Population (2004 census)
- • Total: 15,477
- Time zone: UTC+3 (AST)

= Maskanah =

Maskanah (مَسْكَنَة), also spelled Meskene, is a town in northern Syria, administratively part of the Manbij District of the Aleppo Governorate. The town is located 100 km southeast of Aleppo on the Lake Assad part of the Euphrates. Nearby localities include Dayr Hafir, Humaymah Kabirah and Tell Ayoub to the northwest and Tabqa to the southeast. According to the Syria Central Bureau of Statistics (CBS), Maskanah had a population of 15,477 in the 2004 census.

==History==
The Bronze Age city of Emar lies a few kilometres north of the present town.

In 1210, during Ayyubid rule, the al-Adil Minaret was constructed. The brick structure was built in the simple, Persian architectural style. It was further developed during the Mamluk period. It was restored during Hafez al-Assad's rule (1970–2000) and is one last historic architectural remains in the town.

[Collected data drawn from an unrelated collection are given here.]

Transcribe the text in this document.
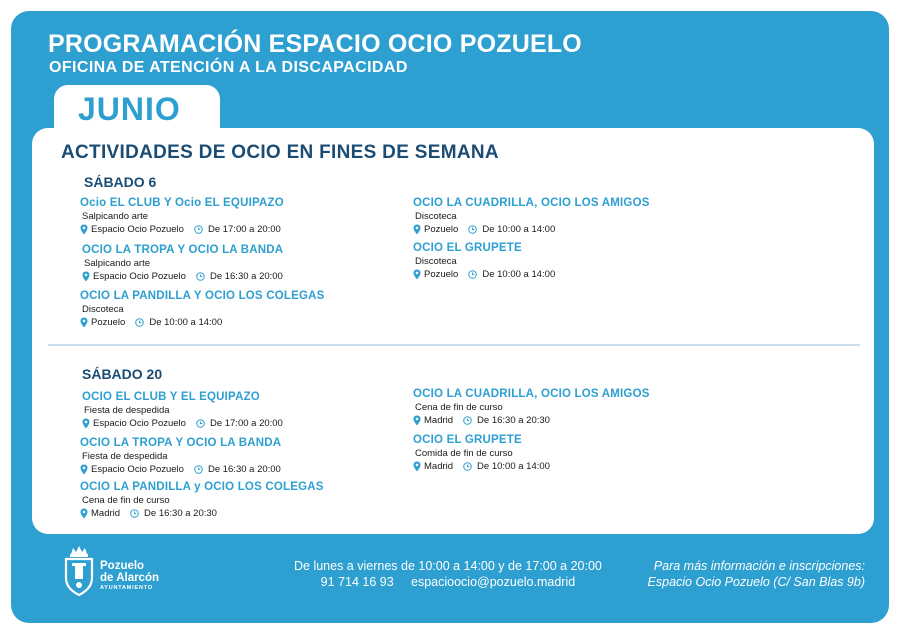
PROGRAMACIÓN ESPACIO OCIO POZUELO
OFICINA DE ATENCIÓN A LA DISCAPACIDAD
JUNIO
ACTIVIDADES DE OCIO EN FINES DE SEMANA
SÁBADO 6
Ocio EL CLUB Y Ocio EL EQUIPAZO
Salpicando arte
Espacio Ocio Pozuelo	De 17:00 a 20:00
OCIO LA TROPA Y OCIO LA BANDA
Salpicando arte
Espacio Ocio Pozuelo	De 16:30 a 20:00
OCIO LA PANDILLA Y OCIO LOS COLEGAS
Discoteca
Pozuelo	De 10:00 a 14:00
OCIO LA CUADRILLA, OCIO LOS AMIGOS
Discoteca
Pozuelo	De 10:00 a 14:00
OCIO EL GRUPETE
Discoteca
Pozuelo	De 10:00 a 14:00
SÁBADO 20
OCIO EL CLUB Y EL EQUIPAZO
Fiesta de despedida
Espacio Ocio Pozuelo	De 17:00 a 20:00
OCIO LA TROPA Y OCIO LA BANDA
Fiesta de despedida
Espacio Ocio Pozuelo	De 16:30 a 20:00
OCIO LA PANDILLA y OCIO LOS COLEGAS
Cena de fin de curso
Madrid	De 16:30 a 20:30
OCIO LA CUADRILLA, OCIO LOS AMIGOS
Cena de fin de curso
Madrid	De 16:30 a 20:30
OCIO EL GRUPETE
Comida de fin de curso
Madrid	De 10:00 a 14:00
Pozuelo
de Alarcón
AYUNTAMIENTO
De lunes a viernes de 10:00 a 14:00 y de 17:00 a 20:00
91 714 16 93     espacioocio@pozuelo.madrid
Para más información e inscripciones:
Espacio Ocio Pozuelo (C/ San Blas 9b)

During Ottoman rule, the area was mostly inhabited by nomadic Bedouin tribes. In 1838, Maskanah was classified as a ruined village ("khirba") by Biblical scholar Eli Smith. In 1915 the town was visited by orientalist Alois Musil who mentions the town having barracks, a large khan, and the residence of the head of the telegraph service. A year later, Maskanah became a major deportation route during the Armenian genocide where an estimated 80,000 Armenians died.

Under the French mandate, the town was the center of a qadaa, and served as a center for milk production and cattle merchants. In 1945 the village had 430 inhabitants.

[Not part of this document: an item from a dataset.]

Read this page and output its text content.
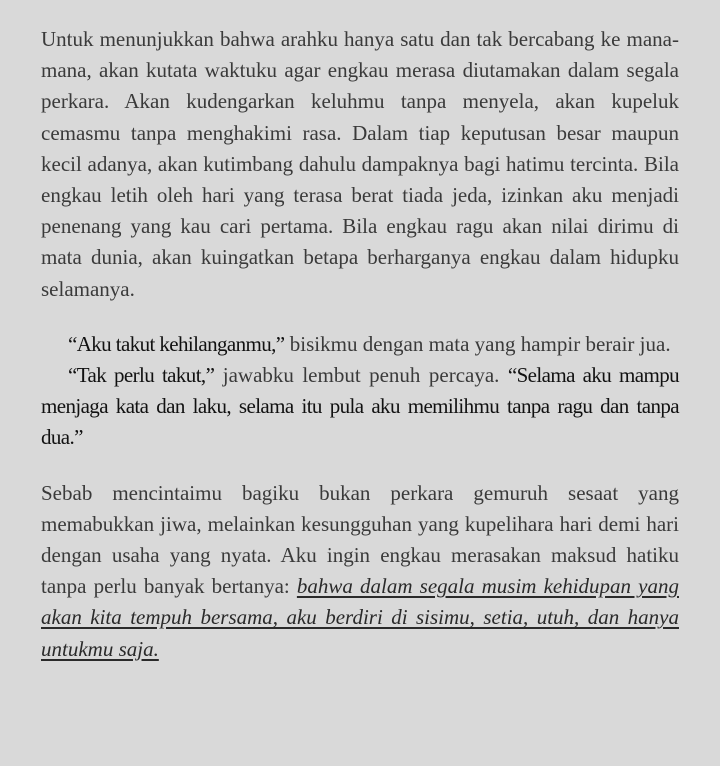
Untuk menunjukkan bahwa arahku hanya satu dan tak bercabang ke mana-mana, akan kutata waktuku agar engkau merasa diutamakan dalam segala perkara. Akan kudengarkan keluhmu tanpa menyela, akan kupeluk cemasmu tanpa menghakimi rasa. Dalam tiap keputusan besar maupun kecil adanya, akan kutimbang dahulu dampaknya bagi hatimu tercinta. Bila engkau letih oleh hari yang terasa berat tiada jeda, izinkan aku menjadi penenang yang kau cari pertama. Bila engkau ragu akan nilai dirimu di mata dunia, akan kuingatkan betapa berharganya engkau dalam hidupku selamanya.

“Aku takut kehilanganmu,” bisikmu dengan mata yang hampir berair jua.

“Tak perlu takut,” jawabku lembut penuh percaya. “Selama aku mampu menjaga kata dan laku, selama itu pula aku memilihmu tanpa ragu dan tanpa dua.”

Sebab mencintaimu bagiku bukan perkara gemuruh sesaat yang memabukkan jiwa, melainkan kesungguhan yang kupelihara hari demi hari dengan usaha yang nyata. Aku ingin engkau merasakan maksud hatiku tanpa perlu banyak bertanya: bahwa dalam segala musim kehidupan yang akan kita tempuh bersama, aku berdiri di sisimu, setia, utuh, dan hanya untukmu saja.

Maskanah is the administrative center of Nahiya Maskanah of the Manbij District.

On 3 June 2017, the city was captured by the Syrian Army from the Islamic State. The SDF took control of the town on 1 December 2024 following the withdrawal of the Syrian Army. They later withdrew east of the Euphrates on 17 January 2026 under pressure from advancing Syrian transitional government forces during the northeastern Syria offensive.